A part of this debate is a series of national consumer dialogues organised in each Member State by national enforcement authorities and the European Commission. On 22 November the Polish Consumer Dialogue took place, organised by the Polish Office of Competition and Consumer Protection (UOKiK) and the European Commission. Professor Luzak was invited as an academic expert to a panel on digitalisation.

Professor Luzak had a chance to present her views on the current threats that digitalisation poses to consumer protection and propose how a new regulatory framework could approach these threats. Her talk highlighted three key points. First, that online marketing practices rapidly adjust to the new socio-economic conditions, testing the elasticity of the current regulatory frameworks, esp. the prohibition of unfair commercial practices. Second, that the regulatory answer to the threats will not suffice if it limits itself to introducing new information obligations for traders and services providers, as this will transfer the risks that digitalisation brings about to consumers. More specificity and more thought as to how to assure transparency is needed when adopting such information obligations. Third, the current framework of consumer vulnerability should be adjusted to account for the exploitation of consumers’ behavioural biases and patterns in the online environment. These points were made on an example of the rise of the digital influencers in the current online marketing strategies and the inefficiency of the current EU consumer protection in handling these.
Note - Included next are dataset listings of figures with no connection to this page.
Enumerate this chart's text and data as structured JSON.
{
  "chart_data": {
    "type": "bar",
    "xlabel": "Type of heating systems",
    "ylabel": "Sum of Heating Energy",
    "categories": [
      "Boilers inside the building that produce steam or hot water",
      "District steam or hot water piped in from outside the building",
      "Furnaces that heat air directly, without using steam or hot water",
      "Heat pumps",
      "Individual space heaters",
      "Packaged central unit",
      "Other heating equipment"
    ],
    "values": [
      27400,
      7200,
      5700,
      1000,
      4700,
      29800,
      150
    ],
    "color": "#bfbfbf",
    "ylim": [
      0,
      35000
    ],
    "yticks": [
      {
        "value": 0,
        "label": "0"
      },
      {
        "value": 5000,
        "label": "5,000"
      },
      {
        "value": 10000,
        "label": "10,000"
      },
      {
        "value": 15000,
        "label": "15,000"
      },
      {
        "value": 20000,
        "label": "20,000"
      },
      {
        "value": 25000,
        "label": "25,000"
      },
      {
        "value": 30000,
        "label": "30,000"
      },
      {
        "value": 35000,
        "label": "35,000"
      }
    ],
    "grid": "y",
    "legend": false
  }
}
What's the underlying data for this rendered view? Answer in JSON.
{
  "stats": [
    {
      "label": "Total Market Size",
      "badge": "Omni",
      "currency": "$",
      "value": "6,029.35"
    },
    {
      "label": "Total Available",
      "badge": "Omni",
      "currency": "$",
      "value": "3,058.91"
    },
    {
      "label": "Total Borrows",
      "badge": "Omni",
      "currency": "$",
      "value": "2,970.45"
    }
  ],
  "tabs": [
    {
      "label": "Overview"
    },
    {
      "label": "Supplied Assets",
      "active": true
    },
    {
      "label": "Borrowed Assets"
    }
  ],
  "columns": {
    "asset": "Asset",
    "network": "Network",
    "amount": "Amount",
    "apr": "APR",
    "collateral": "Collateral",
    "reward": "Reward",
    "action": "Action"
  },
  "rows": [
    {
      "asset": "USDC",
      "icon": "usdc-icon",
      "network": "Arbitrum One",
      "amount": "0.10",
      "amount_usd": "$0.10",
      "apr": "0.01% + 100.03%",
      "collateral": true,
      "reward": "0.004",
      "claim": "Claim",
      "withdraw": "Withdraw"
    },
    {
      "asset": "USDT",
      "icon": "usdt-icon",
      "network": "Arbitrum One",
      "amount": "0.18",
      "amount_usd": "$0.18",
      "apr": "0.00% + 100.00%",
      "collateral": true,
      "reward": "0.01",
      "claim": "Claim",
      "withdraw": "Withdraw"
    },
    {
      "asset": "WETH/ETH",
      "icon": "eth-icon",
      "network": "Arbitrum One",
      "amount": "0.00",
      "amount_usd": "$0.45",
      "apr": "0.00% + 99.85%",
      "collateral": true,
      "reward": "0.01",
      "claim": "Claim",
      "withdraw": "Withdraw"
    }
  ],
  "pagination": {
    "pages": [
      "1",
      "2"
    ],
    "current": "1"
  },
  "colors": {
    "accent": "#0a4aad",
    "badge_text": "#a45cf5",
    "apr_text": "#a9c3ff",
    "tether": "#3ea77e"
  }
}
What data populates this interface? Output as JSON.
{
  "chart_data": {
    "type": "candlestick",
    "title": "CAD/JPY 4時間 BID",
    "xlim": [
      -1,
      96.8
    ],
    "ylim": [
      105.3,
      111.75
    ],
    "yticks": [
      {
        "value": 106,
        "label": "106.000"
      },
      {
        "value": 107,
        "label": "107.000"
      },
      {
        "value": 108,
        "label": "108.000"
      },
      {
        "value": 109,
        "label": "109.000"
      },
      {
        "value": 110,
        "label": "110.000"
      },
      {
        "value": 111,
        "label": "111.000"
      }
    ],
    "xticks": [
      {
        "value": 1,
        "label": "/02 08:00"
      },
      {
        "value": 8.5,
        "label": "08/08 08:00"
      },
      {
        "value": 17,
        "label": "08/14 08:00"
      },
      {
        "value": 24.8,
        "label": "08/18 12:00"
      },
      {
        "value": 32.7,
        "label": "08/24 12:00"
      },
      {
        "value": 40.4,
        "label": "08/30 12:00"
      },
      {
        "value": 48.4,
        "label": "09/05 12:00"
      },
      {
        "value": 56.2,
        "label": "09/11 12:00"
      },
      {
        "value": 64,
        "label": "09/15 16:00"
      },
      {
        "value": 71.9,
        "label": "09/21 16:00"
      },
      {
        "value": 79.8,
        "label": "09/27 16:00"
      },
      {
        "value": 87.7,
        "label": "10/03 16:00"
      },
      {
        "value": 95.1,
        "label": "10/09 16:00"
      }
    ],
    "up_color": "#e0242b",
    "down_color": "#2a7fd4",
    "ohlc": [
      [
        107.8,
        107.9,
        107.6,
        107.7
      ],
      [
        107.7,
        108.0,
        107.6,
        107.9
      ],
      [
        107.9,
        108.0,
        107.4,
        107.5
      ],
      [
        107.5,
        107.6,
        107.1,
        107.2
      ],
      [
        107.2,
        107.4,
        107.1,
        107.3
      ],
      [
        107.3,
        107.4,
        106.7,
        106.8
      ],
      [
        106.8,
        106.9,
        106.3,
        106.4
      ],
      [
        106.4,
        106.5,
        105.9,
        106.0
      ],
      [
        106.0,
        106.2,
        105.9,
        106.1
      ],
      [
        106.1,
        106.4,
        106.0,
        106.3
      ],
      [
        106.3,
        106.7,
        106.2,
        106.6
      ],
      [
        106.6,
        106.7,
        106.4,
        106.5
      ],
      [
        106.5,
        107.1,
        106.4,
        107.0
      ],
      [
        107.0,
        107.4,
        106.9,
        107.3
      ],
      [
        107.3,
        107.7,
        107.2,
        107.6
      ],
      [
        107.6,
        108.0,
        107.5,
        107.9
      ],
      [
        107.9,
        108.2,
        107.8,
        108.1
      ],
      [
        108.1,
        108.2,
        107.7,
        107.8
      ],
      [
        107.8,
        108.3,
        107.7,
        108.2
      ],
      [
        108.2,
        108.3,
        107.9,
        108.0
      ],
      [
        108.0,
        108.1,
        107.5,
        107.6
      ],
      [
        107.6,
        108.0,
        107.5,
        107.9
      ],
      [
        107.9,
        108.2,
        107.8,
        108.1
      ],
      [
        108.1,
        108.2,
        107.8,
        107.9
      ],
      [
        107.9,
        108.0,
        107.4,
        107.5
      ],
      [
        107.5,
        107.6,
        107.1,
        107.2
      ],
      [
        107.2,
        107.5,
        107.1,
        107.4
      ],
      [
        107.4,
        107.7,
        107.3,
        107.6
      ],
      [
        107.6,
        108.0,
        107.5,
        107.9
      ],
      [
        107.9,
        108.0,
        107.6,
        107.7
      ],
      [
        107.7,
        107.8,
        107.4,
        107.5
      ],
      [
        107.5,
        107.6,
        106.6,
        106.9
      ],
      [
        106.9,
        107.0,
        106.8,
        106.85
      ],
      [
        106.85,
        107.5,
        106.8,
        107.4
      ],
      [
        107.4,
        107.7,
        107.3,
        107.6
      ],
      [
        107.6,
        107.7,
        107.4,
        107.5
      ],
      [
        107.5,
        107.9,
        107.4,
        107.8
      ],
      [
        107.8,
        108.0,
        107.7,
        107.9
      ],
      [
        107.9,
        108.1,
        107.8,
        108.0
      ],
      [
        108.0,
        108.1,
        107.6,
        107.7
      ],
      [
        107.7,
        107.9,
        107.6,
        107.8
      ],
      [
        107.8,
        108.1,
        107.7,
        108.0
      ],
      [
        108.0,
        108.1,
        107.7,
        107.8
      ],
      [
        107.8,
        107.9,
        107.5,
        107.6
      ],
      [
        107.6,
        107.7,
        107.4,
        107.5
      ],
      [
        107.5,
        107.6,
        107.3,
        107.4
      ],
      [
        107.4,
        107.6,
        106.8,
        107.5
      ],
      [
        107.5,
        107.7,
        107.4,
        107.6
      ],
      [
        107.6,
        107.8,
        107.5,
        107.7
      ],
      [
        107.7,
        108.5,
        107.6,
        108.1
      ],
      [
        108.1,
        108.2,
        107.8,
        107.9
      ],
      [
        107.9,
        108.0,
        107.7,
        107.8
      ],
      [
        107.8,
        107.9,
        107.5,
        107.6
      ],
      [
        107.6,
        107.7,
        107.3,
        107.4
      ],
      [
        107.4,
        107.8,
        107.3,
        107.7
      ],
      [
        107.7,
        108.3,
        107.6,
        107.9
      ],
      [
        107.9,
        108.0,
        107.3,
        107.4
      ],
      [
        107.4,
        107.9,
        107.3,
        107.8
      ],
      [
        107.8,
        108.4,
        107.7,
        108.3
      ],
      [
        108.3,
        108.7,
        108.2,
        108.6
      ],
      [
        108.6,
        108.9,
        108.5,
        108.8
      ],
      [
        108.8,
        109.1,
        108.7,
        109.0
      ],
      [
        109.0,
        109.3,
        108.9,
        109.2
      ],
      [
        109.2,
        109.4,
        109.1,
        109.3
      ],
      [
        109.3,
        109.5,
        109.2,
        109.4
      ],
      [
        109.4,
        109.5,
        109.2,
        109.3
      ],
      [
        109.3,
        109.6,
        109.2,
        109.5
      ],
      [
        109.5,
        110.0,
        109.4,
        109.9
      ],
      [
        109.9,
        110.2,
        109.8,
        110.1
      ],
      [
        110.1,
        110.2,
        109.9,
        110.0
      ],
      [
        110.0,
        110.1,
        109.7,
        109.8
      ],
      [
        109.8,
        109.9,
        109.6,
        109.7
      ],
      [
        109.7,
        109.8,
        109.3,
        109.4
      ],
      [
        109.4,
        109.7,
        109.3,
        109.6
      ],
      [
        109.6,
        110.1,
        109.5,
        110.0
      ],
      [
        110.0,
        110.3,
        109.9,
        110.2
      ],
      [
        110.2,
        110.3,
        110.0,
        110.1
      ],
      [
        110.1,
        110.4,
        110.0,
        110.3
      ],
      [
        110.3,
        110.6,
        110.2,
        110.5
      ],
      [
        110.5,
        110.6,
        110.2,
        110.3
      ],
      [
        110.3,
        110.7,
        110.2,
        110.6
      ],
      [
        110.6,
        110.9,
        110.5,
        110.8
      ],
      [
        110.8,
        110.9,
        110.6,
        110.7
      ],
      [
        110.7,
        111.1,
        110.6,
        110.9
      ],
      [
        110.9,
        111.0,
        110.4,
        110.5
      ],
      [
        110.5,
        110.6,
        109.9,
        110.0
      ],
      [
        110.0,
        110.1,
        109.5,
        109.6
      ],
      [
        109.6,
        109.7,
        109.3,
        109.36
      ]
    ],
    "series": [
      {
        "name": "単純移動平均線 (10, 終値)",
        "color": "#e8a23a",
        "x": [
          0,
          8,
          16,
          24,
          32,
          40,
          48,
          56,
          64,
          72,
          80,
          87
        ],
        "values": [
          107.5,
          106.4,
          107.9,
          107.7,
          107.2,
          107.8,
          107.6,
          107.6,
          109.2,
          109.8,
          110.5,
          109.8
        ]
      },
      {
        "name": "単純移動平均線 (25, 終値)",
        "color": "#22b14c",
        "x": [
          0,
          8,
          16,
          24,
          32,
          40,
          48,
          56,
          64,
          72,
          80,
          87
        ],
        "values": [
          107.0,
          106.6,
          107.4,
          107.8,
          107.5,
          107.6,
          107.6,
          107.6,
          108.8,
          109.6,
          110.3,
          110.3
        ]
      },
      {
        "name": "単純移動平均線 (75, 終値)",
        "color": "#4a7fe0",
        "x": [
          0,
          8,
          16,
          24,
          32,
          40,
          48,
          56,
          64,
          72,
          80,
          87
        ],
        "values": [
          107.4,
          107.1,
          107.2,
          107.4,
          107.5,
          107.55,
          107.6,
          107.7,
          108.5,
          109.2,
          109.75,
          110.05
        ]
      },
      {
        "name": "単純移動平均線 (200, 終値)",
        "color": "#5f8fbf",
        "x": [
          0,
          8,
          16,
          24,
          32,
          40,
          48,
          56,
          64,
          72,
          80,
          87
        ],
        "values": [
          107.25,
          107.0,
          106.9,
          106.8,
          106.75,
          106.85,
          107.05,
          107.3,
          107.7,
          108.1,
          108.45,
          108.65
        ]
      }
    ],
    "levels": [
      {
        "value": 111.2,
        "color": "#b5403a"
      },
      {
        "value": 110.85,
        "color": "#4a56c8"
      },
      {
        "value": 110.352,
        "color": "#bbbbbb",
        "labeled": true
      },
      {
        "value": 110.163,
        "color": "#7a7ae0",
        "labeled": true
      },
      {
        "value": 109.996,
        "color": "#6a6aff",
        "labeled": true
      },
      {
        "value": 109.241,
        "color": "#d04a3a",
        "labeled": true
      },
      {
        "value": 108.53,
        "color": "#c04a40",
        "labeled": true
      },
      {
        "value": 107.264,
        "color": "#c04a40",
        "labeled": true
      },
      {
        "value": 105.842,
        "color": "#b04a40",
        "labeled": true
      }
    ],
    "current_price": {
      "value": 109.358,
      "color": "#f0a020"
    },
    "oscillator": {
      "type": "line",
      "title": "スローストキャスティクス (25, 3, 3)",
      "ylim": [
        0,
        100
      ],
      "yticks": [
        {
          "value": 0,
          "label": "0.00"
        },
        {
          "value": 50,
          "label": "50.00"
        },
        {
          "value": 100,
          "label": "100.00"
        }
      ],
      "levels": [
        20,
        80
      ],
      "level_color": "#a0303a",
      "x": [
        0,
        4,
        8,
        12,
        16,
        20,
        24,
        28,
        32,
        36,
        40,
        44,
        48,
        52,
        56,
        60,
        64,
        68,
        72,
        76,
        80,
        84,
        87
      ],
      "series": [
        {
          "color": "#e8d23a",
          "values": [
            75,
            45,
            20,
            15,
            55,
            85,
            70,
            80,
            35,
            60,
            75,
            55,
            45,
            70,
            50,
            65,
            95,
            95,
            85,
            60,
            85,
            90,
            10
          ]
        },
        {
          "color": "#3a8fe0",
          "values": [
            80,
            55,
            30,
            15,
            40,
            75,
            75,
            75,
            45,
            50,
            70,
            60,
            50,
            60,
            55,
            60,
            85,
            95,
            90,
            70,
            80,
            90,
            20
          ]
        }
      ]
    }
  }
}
The digitalisation panel was preceded by the speech of EU Commissioner for Justice – Mr Didier Reynders. The panel itself included also Ms Katarzyna Araczewska (Deputy Director for Protection of Collective Interests of Consumers in UOKiK), Mr Kamil Pluskwa-Dąbrowski (President of the Polish Consumer Federation (Federacja Konsumentów)), Mr Karol Muż (Coordinator of the Polish European Consumer Centre), Mr Łukasz Mamiński (Antitrust Compliance Manager for a Polish online platform, Allegro) and Mr Nils Behrndt (acting Deputy Director_General in the DG for Justice and Consumers in the European Commission).